When verbose logging is enabled, the following messages will be logged:

  1. In Charset Detection, it will report what charset is detected and how (HTTP rules, XML rules, or HTML rules). Note that, regardless of verbose logging, an error or warning will be logged if an unsupported charset is detected or if no information can be found.
  2. When ProxyHTMLMeta is enabled, it logs each header/value pair processed.
  3. Whenever a ProxyHTMLURLMap rule matches and causes a rewrite, it is logged. The message contains abbreviated context information: H denotes an HTML link matched; E denotes a match in a scripting event, C denotes a match in an inline script or stylesheet. When the match is a regexp find-and-replace, it is also marked as RX.

Workarounds for Browser Bugs

Because mod_proxy_html unsets the Content-Length header, it risks losing the performance advantage of HTTP Keep-Alive.

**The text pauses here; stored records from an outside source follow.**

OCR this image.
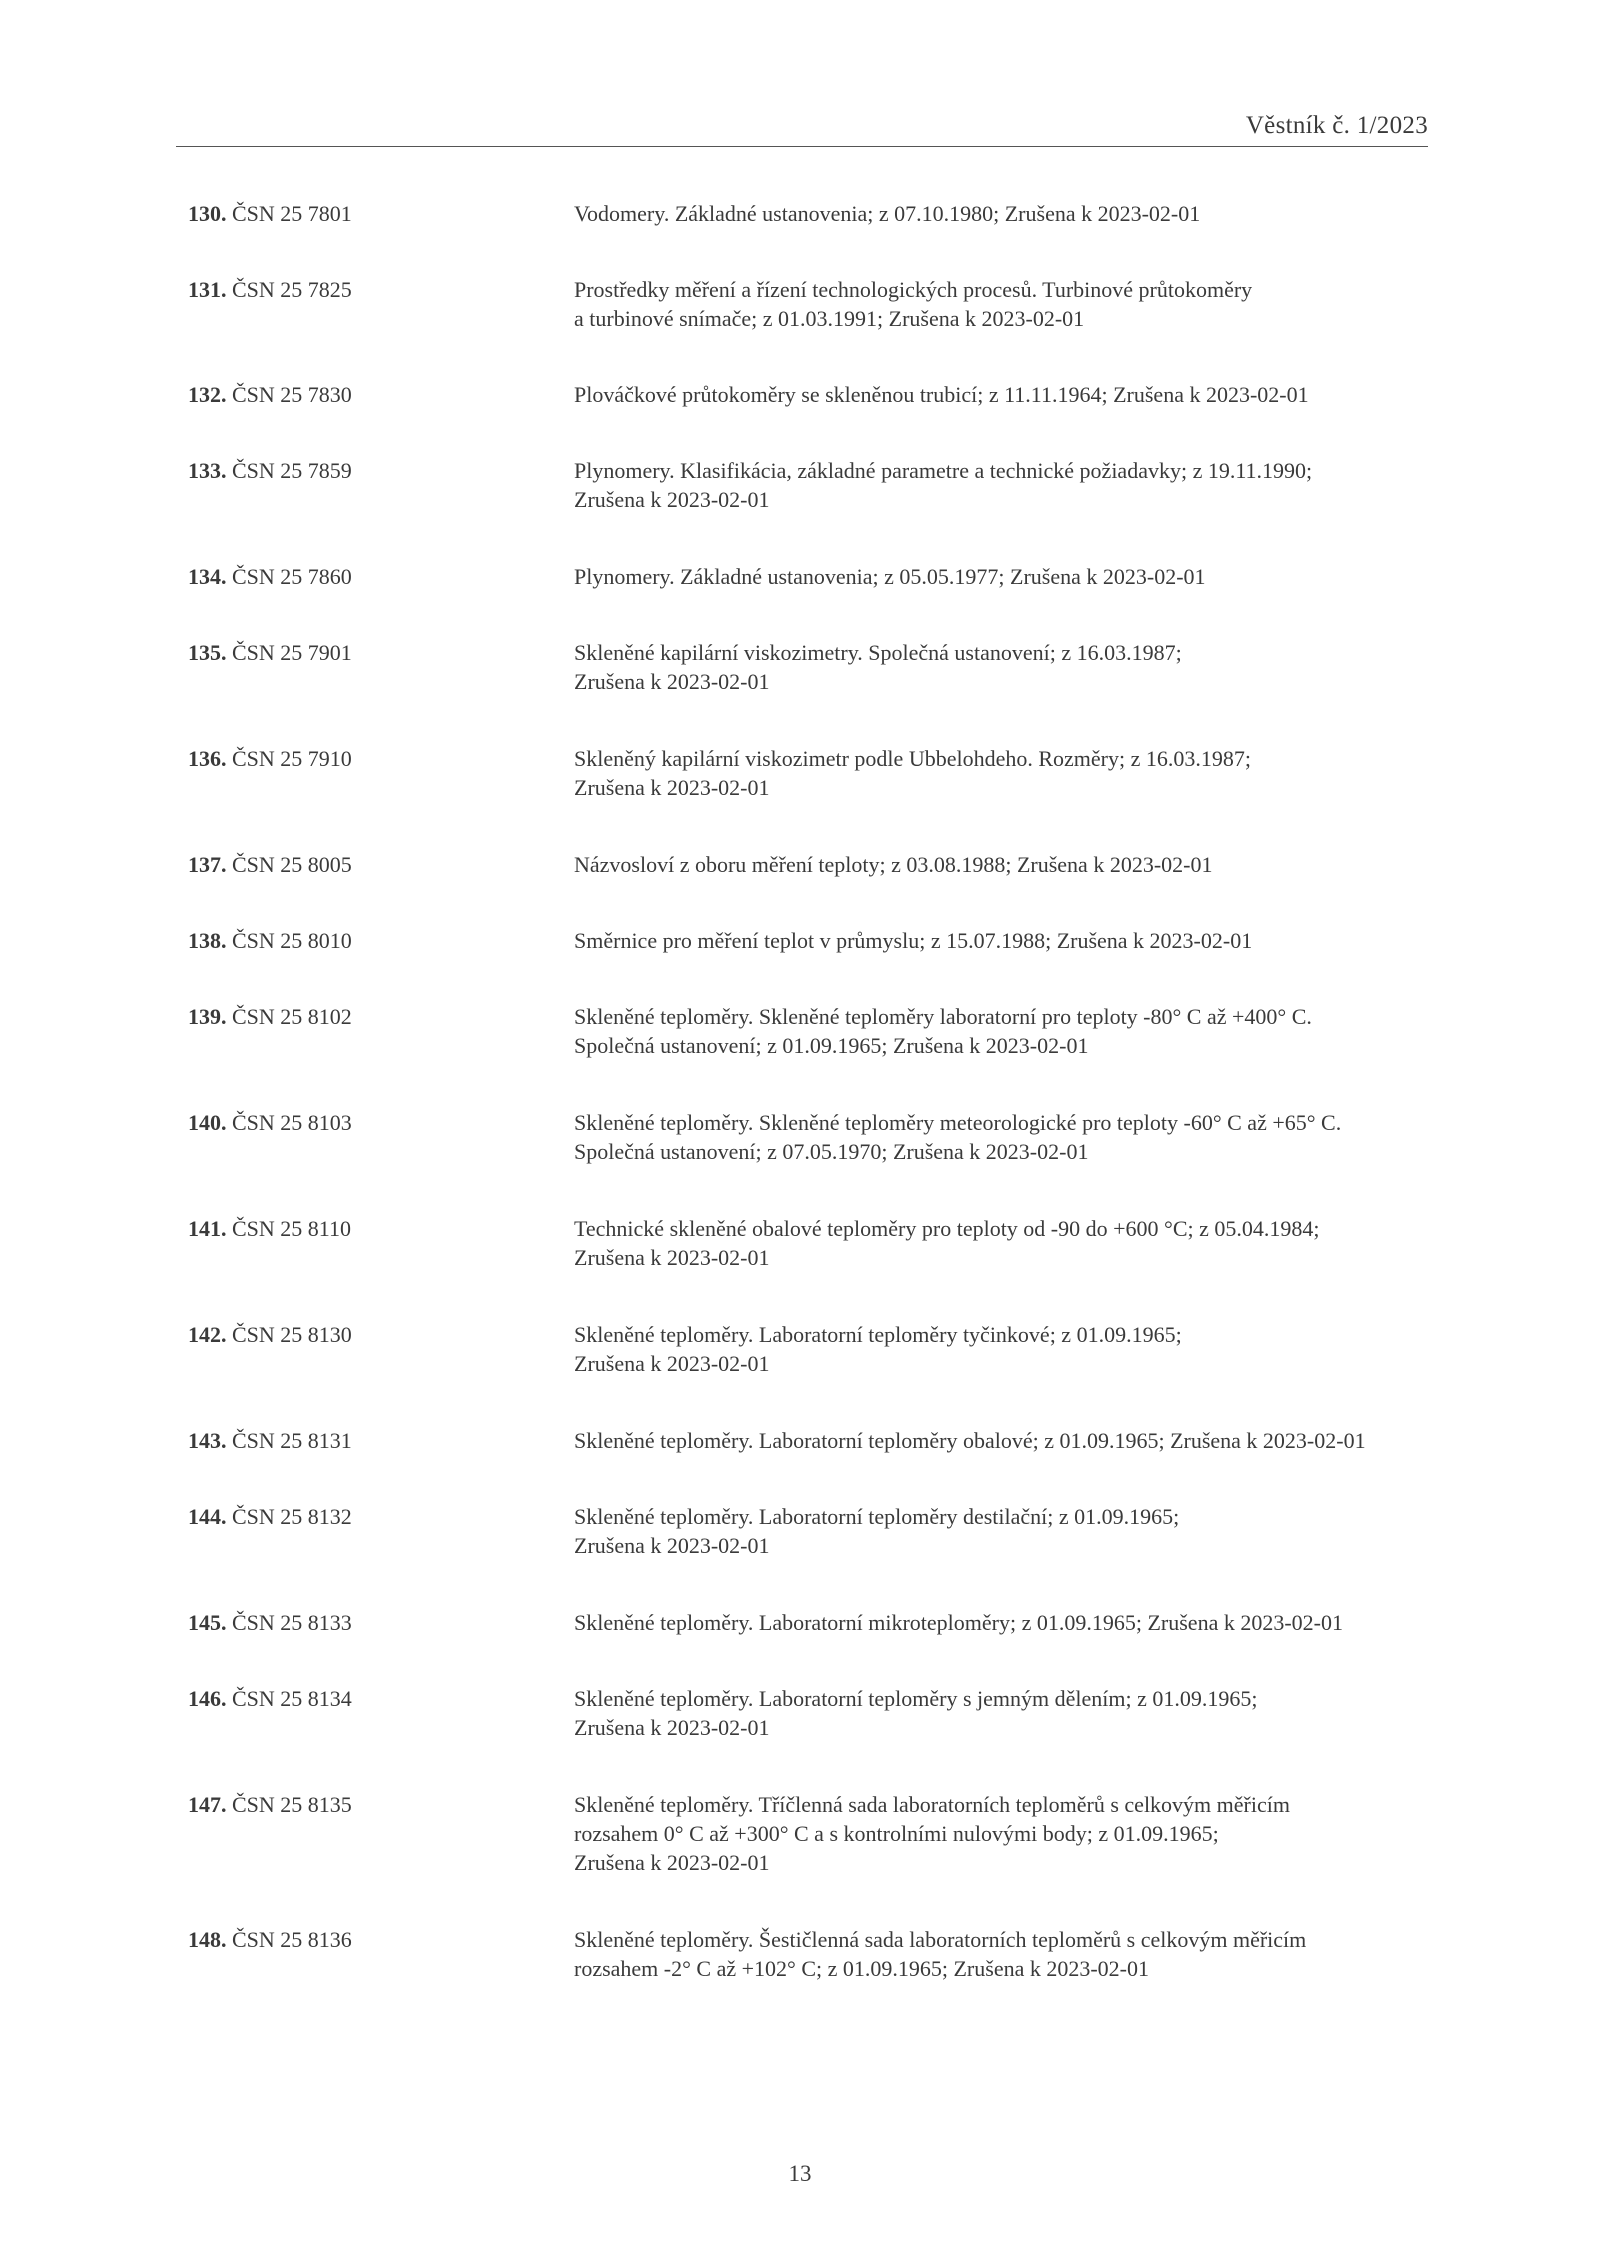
Věstník č. 1/2023
130. ČSN 25 7801	Vodomery. Základné ustanovenia; z 07.10.1980; Zrušena k 2023-02-01
131. ČSN 25 7825	Prostředky měření a řízení technologických procesů. Turbinové průtokoměry
a turbinové snímače; z 01.03.1991; Zrušena k 2023-02-01
132. ČSN 25 7830	Plováčkové průtokoměry se skleněnou trubicí; z 11.11.1964; Zrušena k 2023-02-01
133. ČSN 25 7859	Plynomery. Klasifikácia, základné parametre a technické požiadavky; z 19.11.1990;
Zrušena k 2023-02-01
134. ČSN 25 7860	Plynomery. Základné ustanovenia; z 05.05.1977; Zrušena k 2023-02-01
135. ČSN 25 7901	Skleněné kapilární viskozimetry. Společná ustanovení; z 16.03.1987;
Zrušena k 2023-02-01
136. ČSN 25 7910	Skleněný kapilární viskozimetr podle Ubbelohdeho. Rozměry; z 16.03.1987;
Zrušena k 2023-02-01
137. ČSN 25 8005	Názvosloví z oboru měření teploty; z 03.08.1988; Zrušena k 2023-02-01
138. ČSN 25 8010	Směrnice pro měření teplot v průmyslu; z 15.07.1988; Zrušena k 2023-02-01
139. ČSN 25 8102	Skleněné teploměry. Skleněné teploměry laboratorní pro teploty -80° C až +400° C.
Společná ustanovení; z 01.09.1965; Zrušena k 2023-02-01
140. ČSN 25 8103	Skleněné teploměry. Skleněné teploměry meteorologické pro teploty -60° C až +65° C.
Společná ustanovení; z 07.05.1970; Zrušena k 2023-02-01
141. ČSN 25 8110	Technické skleněné obalové teploměry pro teploty od -90 do +600 °C; z 05.04.1984;
Zrušena k 2023-02-01
142. ČSN 25 8130	Skleněné teploměry. Laboratorní teploměry tyčinkové; z 01.09.1965;
Zrušena k 2023-02-01
143. ČSN 25 8131	Skleněné teploměry. Laboratorní teploměry obalové; z 01.09.1965; Zrušena k 2023-02-01
144. ČSN 25 8132	Skleněné teploměry. Laboratorní teploměry destilační; z 01.09.1965;
Zrušena k 2023-02-01
145. ČSN 25 8133	Skleněné teploměry. Laboratorní mikroteploměry; z 01.09.1965; Zrušena k 2023-02-01
146. ČSN 25 8134	Skleněné teploměry. Laboratorní teploměry s jemným dělením; z 01.09.1965;
Zrušena k 2023-02-01
147. ČSN 25 8135	Skleněné teploměry. Tříčlenná sada laboratorních teploměrů s celkovým měřicím
rozsahem 0° C až +300° C a s kontrolními nulovými body; z 01.09.1965;
Zrušena k 2023-02-01
148. ČSN 25 8136	Skleněné teploměry. Šestičlenná sada laboratorních teploměrů s celkovým měřicím
rozsahem -2° C až +102° C; z 01.09.1965; Zrušena k 2023-02-01
13
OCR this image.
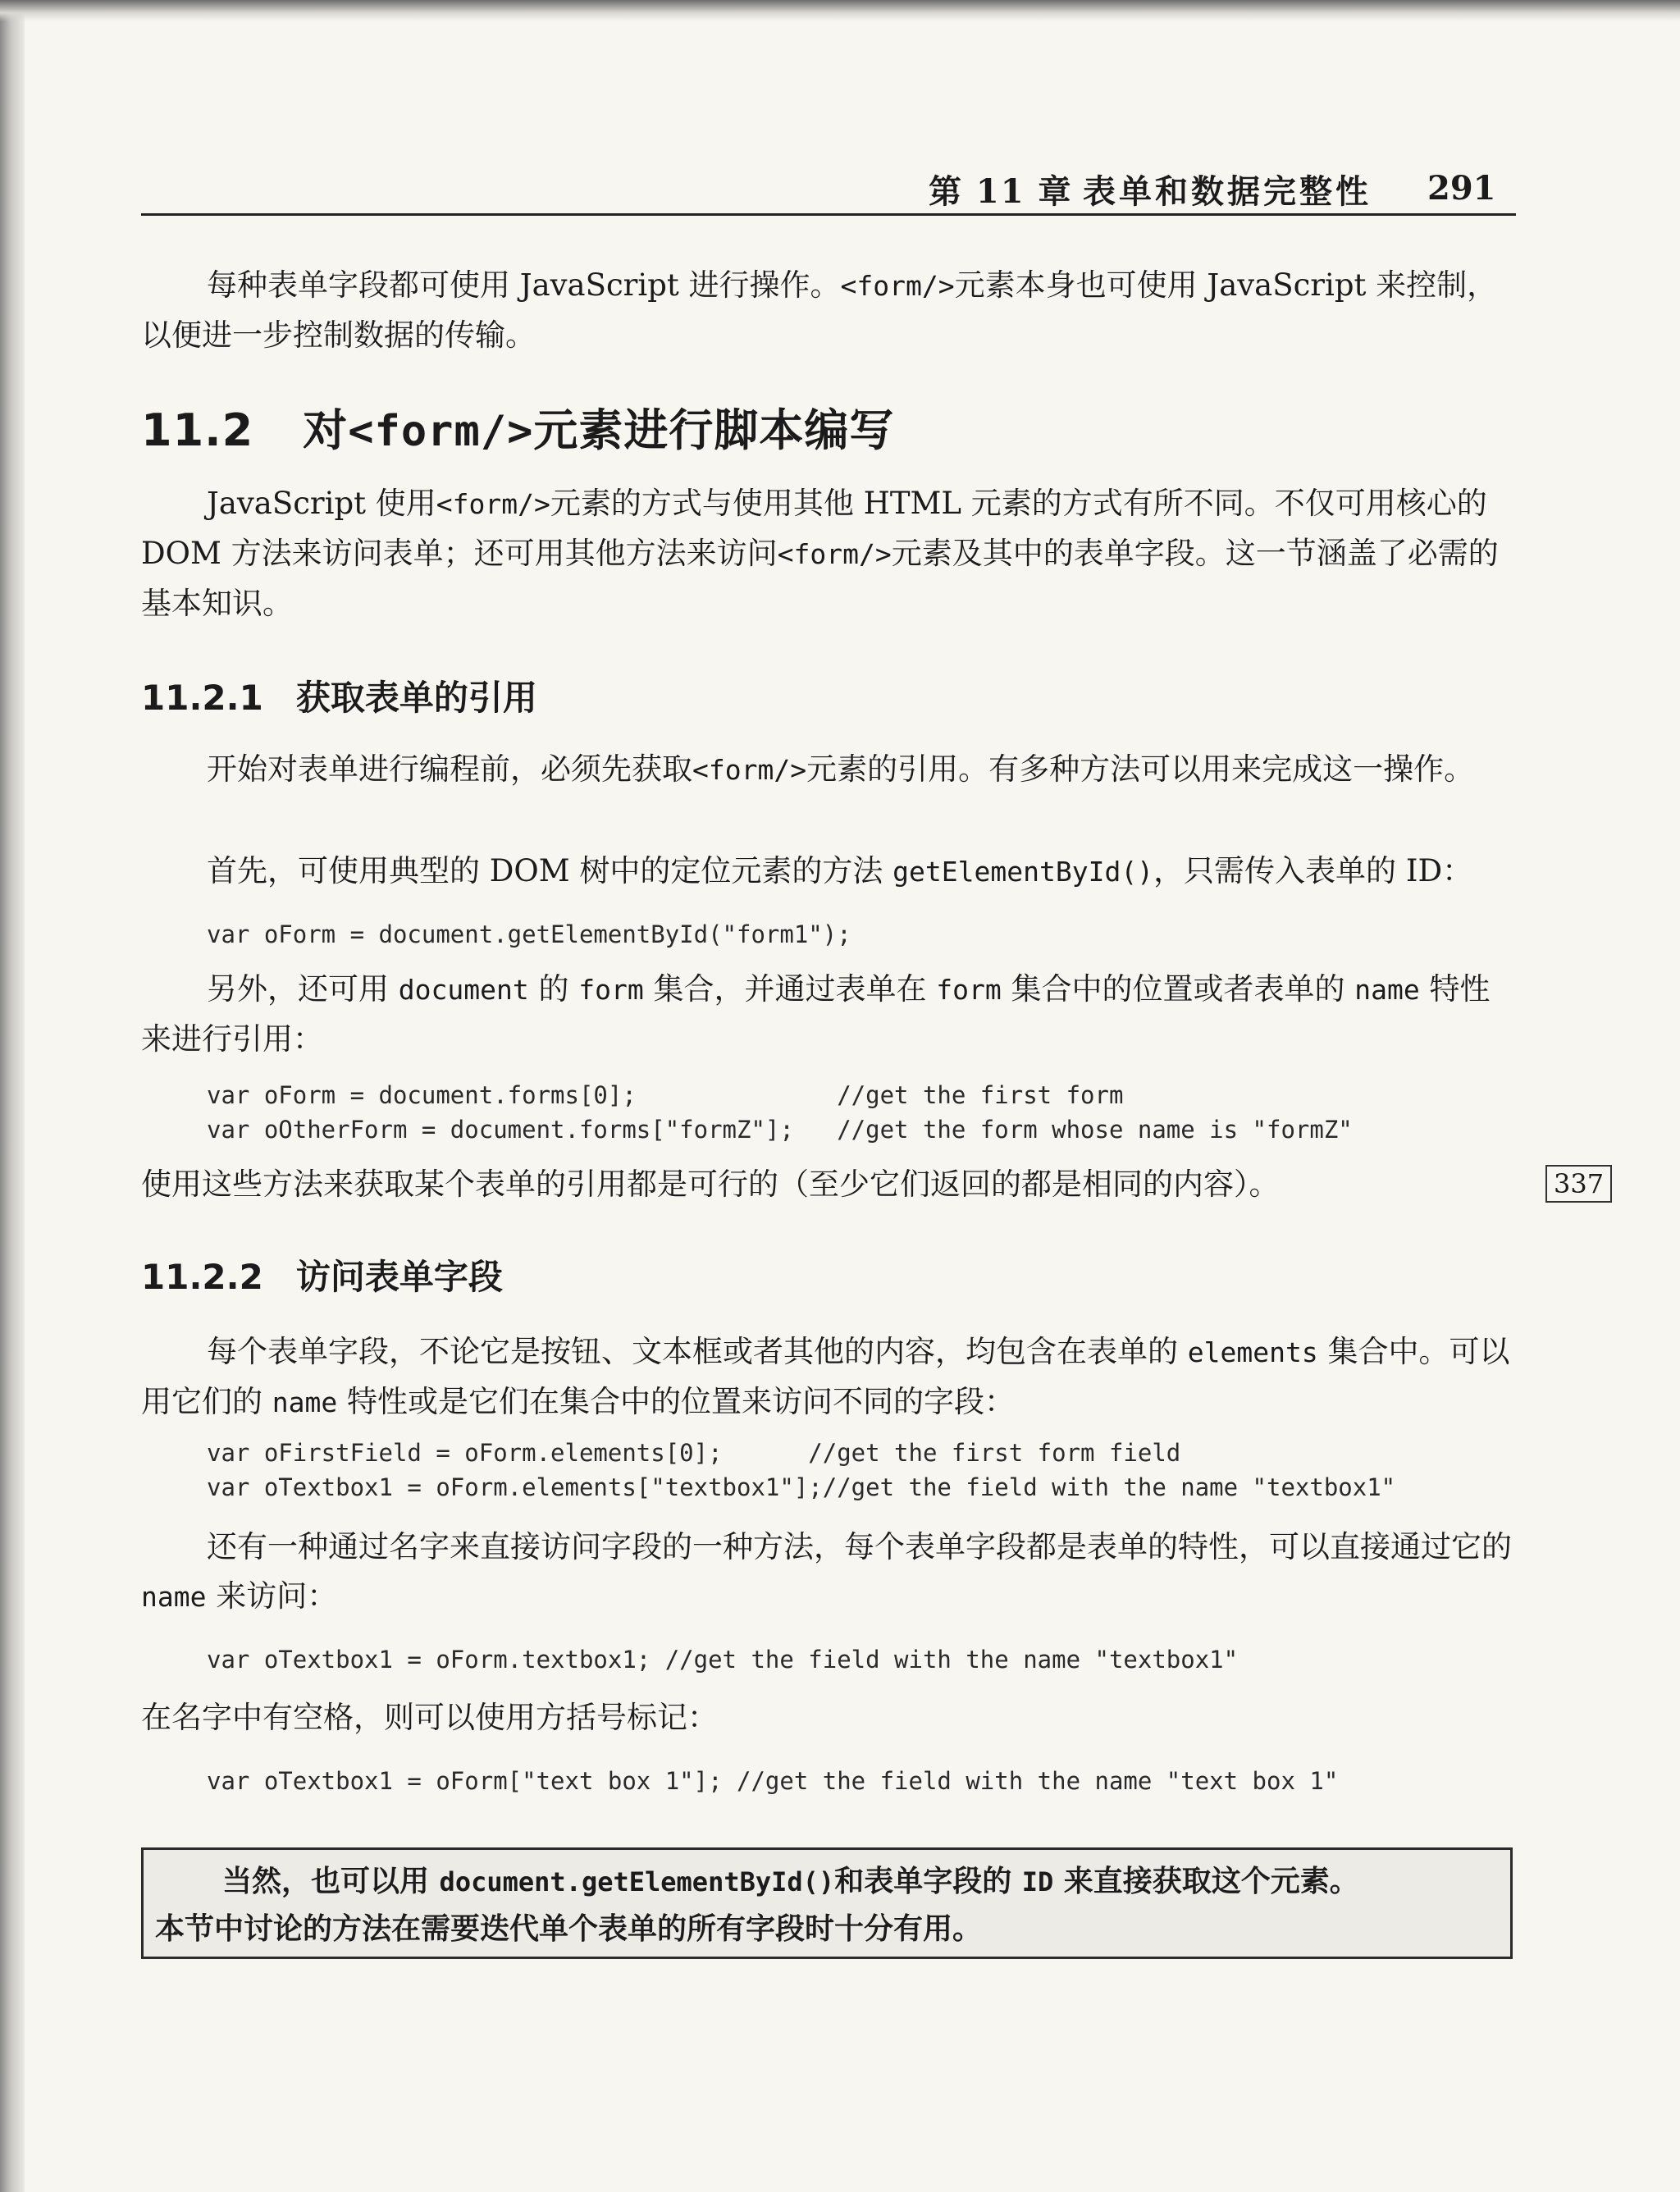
第 11 章 表单和数据完整性 291
每种表单字段都可使用 JavaScript 进行操作。<form/>元素本身也可使用 JavaScript 来控制，以便进一步控制数据的传输。
11.2 对<form/>元素进行脚本编写
JavaScript 使用<form/>元素的方式与使用其他 HTML 元素的方式有所不同。不仅可用核心的 DOM 方法来访问表单；还可用其他方法来访问<form/>元素及其中的表单字段。这一节涵盖了必需的基本知识。
11.2.1 获取表单的引用
开始对表单进行编程前，必须先获取<form/>元素的引用。有多种方法可以用来完成这一操作。
首先，可使用典型的 DOM 树中的定位元素的方法 getElementById()，只需传入表单的 ID：
var oForm = document.getElementById("form1");
另外，还可用 document 的 form 集合，并通过表单在 form 集合中的位置或者表单的 name 特性来进行引用：
var oForm = document.forms[0];              //get the first form
var oOtherForm = document.forms["formZ"];   //get the form whose name is "formZ"
使用这些方法来获取某个表单的引用都是可行的（至少它们返回的都是相同的内容）。	337
11.2.2 访问表单字段
每个表单字段，不论它是按钮、文本框或者其他的内容，均包含在表单的 elements 集合中。可以用它们的 name 特性或是它们在集合中的位置来访问不同的字段：
var oFirstField = oForm.elements[0];      //get the first form field
var oTextbox1 = oForm.elements["textbox1"];//get the field with the name "textbox1"
还有一种通过名字来直接访问字段的一种方法，每个表单字段都是表单的特性，可以直接通过它的 name 来访问：
var oTextbox1 = oForm.textbox1; //get the field with the name "textbox1"
在名字中有空格，则可以使用方括号标记：
var oTextbox1 = oForm["text box 1"]; //get the field with the name "text box 1"
当然，也可以用 document.getElementById()和表单字段的 ID 来直接获取这个元素。
本节中讨论的方法在需要迭代单个表单的所有字段时十分有用。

It therefore sets up HTTP Chunked Encoding when responding to HTTP/1.1 requests. This enables keep-alive again for HTTP/1.1 agents.

Unfortunately some buggy agents will send an HTTP/1.1 request but choke on an HTTP/1.1 response. Typically you will see numbers before and after, and possibly in the middle of, a page. To work around this, set the force-response-1.0 environment variable in httpd.conf. For example,
BrowserMatch MSIE force-response-1.0